Hear me clearly on this: I do need him. But I feel that need uniquely as a woman, needing not a physical release as men do, but an emotional filling—the rebonding and reconnection that comes from reaffirming our commitment through sex. There are times when I’m just not in the mood—we girls are emotional beings, right? And at those times we mutually agree to delay making love until the next night (and sometimes we opt for a quicker method to meet his physical need) but regardless, I make sure he knows I am not rejecting him. Why? Because he needs to know I respect his need and personhood as a man. He can feel dismissed and therefore disrespected, so I have learned to protect him by what I say and don’t say.
Over time we have proven we are for each other. He knows my heart is for him. And he appreciates that my heart must be as wooed as my body. Still, there are times I request being together because I’ve missed him, and I feel it, not physically as he does, but emotionally. We are different, and it is good.
Thanking God for the genius of His design even when I can’t appreciate the wonder,
Mom
Taken from Letters to My Daughters. Copyright © 2016 by Barbara Rainey. Published by Bethany House, a division of Baker Publishing Group. All rights reserved.
Editor’s Note: As her daughters began their married lives, Barbara Rainey wanted to share some of the lessons she learned throughout her own marriage as well as those gleaned from years of ministry to couples. In these heartfelt, insightful letters that eventually evolved into the book Letters to My Daughters: The Art of Being a Wife, she answers the tough questions and addresses the realities of marriage. Enjoy this excerpt from the book and visit TheArtofBeingaWife.com for more information.

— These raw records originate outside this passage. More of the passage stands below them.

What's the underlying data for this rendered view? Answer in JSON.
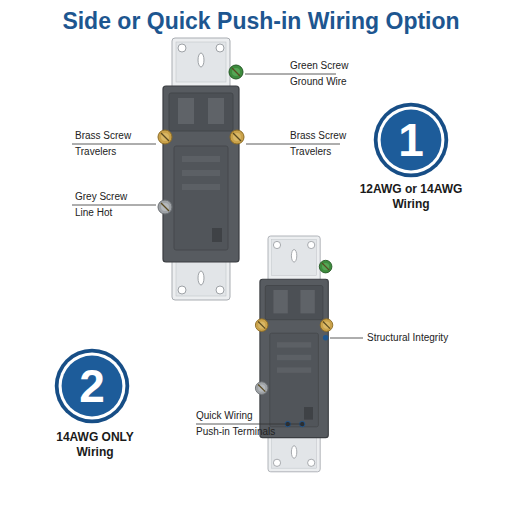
{
  "diagram": {
    "title": "Side or Quick Push-in Wiring Option",
    "nodes": [
      {
        "text": [
          "1"
        ]
      },
      {
        "text": [
          "2"
        ]
      }
    ],
    "labels": [
      "Green Screw",
      "Ground Wire",
      "Brass Screw",
      "Travelers",
      "Brass Screw",
      "Travelers",
      "Grey Screw",
      "Line Hot",
      "12AWG or 14AWG",
      "Wiring",
      "Structural Integrity",
      "Quick Wiring",
      "Push-in Terminals",
      "14AWG ONLY",
      "Wiring"
    ]
  }
}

Very well said, Barbara!!! It does take years to develop a healthy intimacy that will give pleasure to both spouses. And so wonderfull that you could explain to
Your daughters in such a beautifull way!
Thank you indeed Barbara; I’ve also been listening to the parallel Family Life broadcasts this week, and sincerely appreciate your discussion of this sensitive but important topic. You’ve done a great job of expounding upon and then giving a Biblical perspective to this delicate area of many of our lives. I tried to explore the topic with several trusted sisters before, but could not find an appropriate way to characterize the situation that didn’t sound like my husband and I were having great problems or I was snooping into their intimate lives – so never really got anywhere to understand better. I actually have come to agree, especially with the maturing process and love the tree analogy to how resplendent a good marriage can become (comparatively).
Thank you Barbara, what a beautiful reminder, I get so caught up in him only pleasure I become resentful and not have the desire for sexual intimacy. I love live your book it’s so very helpful.